Sorti dans les salles en janvier 2010, le dernier film de Clint Eastwood, Invictus revient sur le combat de Nelson Mandela pour la reconstruction de l’Afrique du Sud après son élection à la présidence de la République.
Réaliser un film sur Nelson Mandela n’est pas une mince affaire. Clint Eastwood, l’un des réalisateurs les plus respectés d’Hollywood, a choisi de revenir sur une période bien limitée de la vie de ce grand leader antiapartheid. Il s’agit de l’année 1994-1995. Mandela, élu premier président noir de l’Afrique du Sud, se trouve investi d’une lourde mission : unifier le pays, réconcilier les deux groupes ethniques et redonner espoir à un peuple affaibli par une économie sinistrée et par les tourments d’un système politique ségrégationniste. Pour ce faire, le nouveau président a misé sur le sport, plus particulièrement sur le rugby, pactisant avec le capitaine de la modeste équipe sud-africaine pour atteindre un objectif vraisemblablement utopique : gagner la coupe du monde de rugby de 1995.
Le spectateur a droit à plus de deux heures pour admirer le grand Madiba (le nom tribal de Mandela) lutter, encourager et même négliger les affaires de l’Etat pour que l’équipe nationale sud-africaine accomplisse le miracle.
Après Million Dollar Baby, L’échange et Gran Torino, trois incontestables chefs-d’œuvre réalisés par Clint Eastwood, Invictus dont la vedette est le sublime Morgan Freeman, adoubé par Mandela lui-même pour l’incarner au cinéma, arrive dans les salles plein de promesses.
Le scénario sobre du film, la maîtrise parfaite du sujet et la prestation remarquable de Freeman et de Matt Damon (incarnant le rôle du capitaine de l’équipe) n’arrivent cependant pas à satisfaire entièrement le spectateur.

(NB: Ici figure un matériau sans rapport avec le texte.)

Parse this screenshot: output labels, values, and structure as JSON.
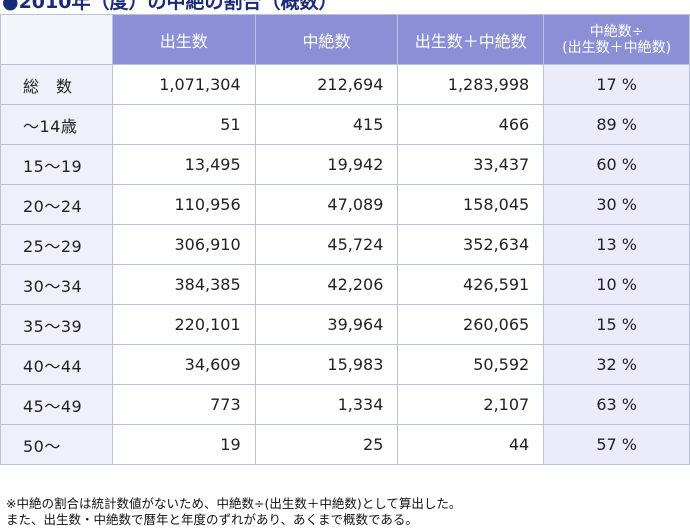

Clint Eastwood nous a, en effet, habitués à un style éthéré, à une mise en scène qui regorge de subtilités et à une certaine esthétique propre à lui, qui donne à son œuvre un aspect onirique et une saveur mystérieuse. Or, dans Invictus, le discours et les images sont plutôt directs, pleins de bons sentiments évidents et politiquement corrects. Il s’agit là de parler d’une légende, d’un héros qui a sacrifié vingt-sept ans de sa vie pour libérer son peuple, ce qui confère au travail entrepris par Eastwood le même caractère sacré que la mission de son personnage. De là découlent naturellement quelques réserves, voire quelques pudeurs dans l’approche cinématographique. Invictus loue, parfois répétitivement, les qualités humaines extraordinaires de Nelson Mandela, le place tout en haut de l’Olympe des hommes parfaits et veut absolument faire de lui le symbole éternel de la justice et de l’égalité, ce qui est d’une part amplement mérité.
En réalité, le problème principal ne se situe pas tant dans l’approche du sujet que dans l’identité du réalisateur. Clint Eastwood nous a habitués à beaucoup mieux que ça, à plus de subtilités et de poésie. Dans ce film, on ne sent que rarement la touche unique de Clint, on le sent absent ou peu présent, on ne le reconnaît pas !
Malgré cette petite déception, il serait injuste de juger Invictus comme un film mineur du cinéma d’Eastwood. Cette œuvre regorge d’émotions suscitées par un Nelson Mandela attendrissant dans son rêve d’une nation arc-en-ciel, dans sa lutte pour la réhabilitation de l’Afrique du Sud et dans son sens de la justice et de la fraternité.
De plus, la légende aura, grâce à ce film, exaucé son vœu de voir l’immense Morgan Freeman incarner son rôle au cinéma. Pour le reste, les avis peuvent diverger, mais tout le monde s’accorde à dire qu’Invictus est une œuvre profondément humaniste.